# Silver Dollars?



## smackpixi (Oct 15, 2008)

I'm guessing that they are just evil in a planted tank is likely a settled question for most here. However I don't see them mentioned in the most regrettable fish choice thread so I'm curious. 

I've read they will not only eat any and all of types of plants, but will spend all day doing it ferociously effectively killing them off one by one from favorite to least favorite. I've also heard that they can be kept with java ferns and moss and crypts and some other less tasty plants with few problems. They may nibble, but not devour.

However, I've also read that they are vegetarian...and yet mine just go crazy for shrimp pellets. So, I don't believe everything I read.

I'm wondering if anyone has had success keeping them with plants, and which ones.

Thanks.


----------



## brighty K (Oct 1, 2008)

Well, I don't know about planted tanks, but I've seen them in some very large FW setups destroy even heavy-duty-industrial-strength plastic plants. I believe they'd make mincemeat of a plant tank.

But I've never tried it.


----------



## CrownMan (Sep 12, 2005)

brighty K is correct. I have seen them destroy some fairly tough plants like Bacopa C. and some Crypts in a 200G tank at a friends house.


----------



## JanS (Apr 14, 2004)

I have a very large pair in my 125 gallon, and yes they can be lawnmowers, but they are certainly nice docile fish in general, and I am able to have lots of plants in there with proper algae feedings to keep their "salad" cravings to a minimum....

As stated they _will_ eat other things like shrimp pellets, but mine are quick to grab up the algae wafers as soon as they hit the water, and it's cute to watch them swim around with the "cookie" in their mouths.



And here's a shot of the tank they live in as proof that you can beat the odds with them, if you are careful with your plant selections, and overwhelm them from the start. In my case, I just stuck all of the prunings from other tanks into this one until they got tired of it.


As for the types of plants, you have to choose carefully, use some fast growers, and of course tough ones. In my case, Anubias, giant hygro and things like hornwort work well. Maybe not the aquascapers dream, but it can still make a pleasant scape if you want to keep this fish....


----------



## smackpixi (Oct 15, 2008)

Thanks Jan...still not sure if they will stay, but have some hope now. They are a lot of fun. 

I get an algae hunk in each SD's mouth to keep them busy for awhile before the shrimp pellets go in for the bicher that needs more time to find his food.

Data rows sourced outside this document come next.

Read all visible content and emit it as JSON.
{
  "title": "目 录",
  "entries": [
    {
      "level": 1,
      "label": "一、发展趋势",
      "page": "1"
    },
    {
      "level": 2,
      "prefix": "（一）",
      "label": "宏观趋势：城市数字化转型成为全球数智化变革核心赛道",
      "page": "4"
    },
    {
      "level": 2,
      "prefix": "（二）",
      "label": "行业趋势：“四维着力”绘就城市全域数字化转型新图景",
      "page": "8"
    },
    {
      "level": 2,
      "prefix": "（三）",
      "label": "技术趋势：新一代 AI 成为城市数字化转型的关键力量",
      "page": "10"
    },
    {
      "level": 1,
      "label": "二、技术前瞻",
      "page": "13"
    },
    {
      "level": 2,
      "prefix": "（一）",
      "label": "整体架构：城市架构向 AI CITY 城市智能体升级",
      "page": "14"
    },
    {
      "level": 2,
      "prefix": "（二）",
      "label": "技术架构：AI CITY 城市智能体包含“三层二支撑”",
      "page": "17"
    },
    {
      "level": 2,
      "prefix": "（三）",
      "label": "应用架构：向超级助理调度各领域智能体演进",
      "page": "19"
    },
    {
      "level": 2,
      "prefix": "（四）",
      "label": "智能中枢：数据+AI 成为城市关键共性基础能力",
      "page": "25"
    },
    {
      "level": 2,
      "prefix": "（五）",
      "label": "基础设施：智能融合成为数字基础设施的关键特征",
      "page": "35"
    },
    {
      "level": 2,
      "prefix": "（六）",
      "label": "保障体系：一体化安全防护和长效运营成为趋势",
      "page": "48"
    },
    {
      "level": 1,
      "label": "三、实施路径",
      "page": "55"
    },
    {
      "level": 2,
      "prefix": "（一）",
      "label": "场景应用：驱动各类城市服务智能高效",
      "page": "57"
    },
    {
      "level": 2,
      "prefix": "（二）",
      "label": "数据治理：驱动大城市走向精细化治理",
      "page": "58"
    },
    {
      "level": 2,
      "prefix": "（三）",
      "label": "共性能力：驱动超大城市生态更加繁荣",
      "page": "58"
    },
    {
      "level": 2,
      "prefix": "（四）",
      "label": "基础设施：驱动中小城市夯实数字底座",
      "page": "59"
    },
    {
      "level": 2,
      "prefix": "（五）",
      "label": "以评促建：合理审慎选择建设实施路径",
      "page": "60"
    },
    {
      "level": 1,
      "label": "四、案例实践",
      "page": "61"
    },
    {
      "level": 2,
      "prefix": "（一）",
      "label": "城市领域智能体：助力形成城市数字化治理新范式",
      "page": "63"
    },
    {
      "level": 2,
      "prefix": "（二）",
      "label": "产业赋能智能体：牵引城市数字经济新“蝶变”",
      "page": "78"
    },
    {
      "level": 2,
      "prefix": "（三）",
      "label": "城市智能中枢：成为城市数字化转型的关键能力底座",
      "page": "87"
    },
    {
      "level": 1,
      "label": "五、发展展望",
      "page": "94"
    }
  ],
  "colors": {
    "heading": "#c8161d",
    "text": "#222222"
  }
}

However, there's a couple of killifish in there that sometimes get a hold of the algae chunks if they don't sink fast enough. Apparently inside the front half of their body is nothing by one fat mouth-throat-stomach tube; they take down some massive hunks of food for their size.


----------



## speakerguy (Sep 1, 2007)

How do Bala sharks do in planted tanks, generally speaking? Yours are huge!


----------



## JanS (Apr 14, 2004)

The Bala's don't bother the plants at all, unless they accidentally uproot them with their big bodies when they are streaking across the tank.


----------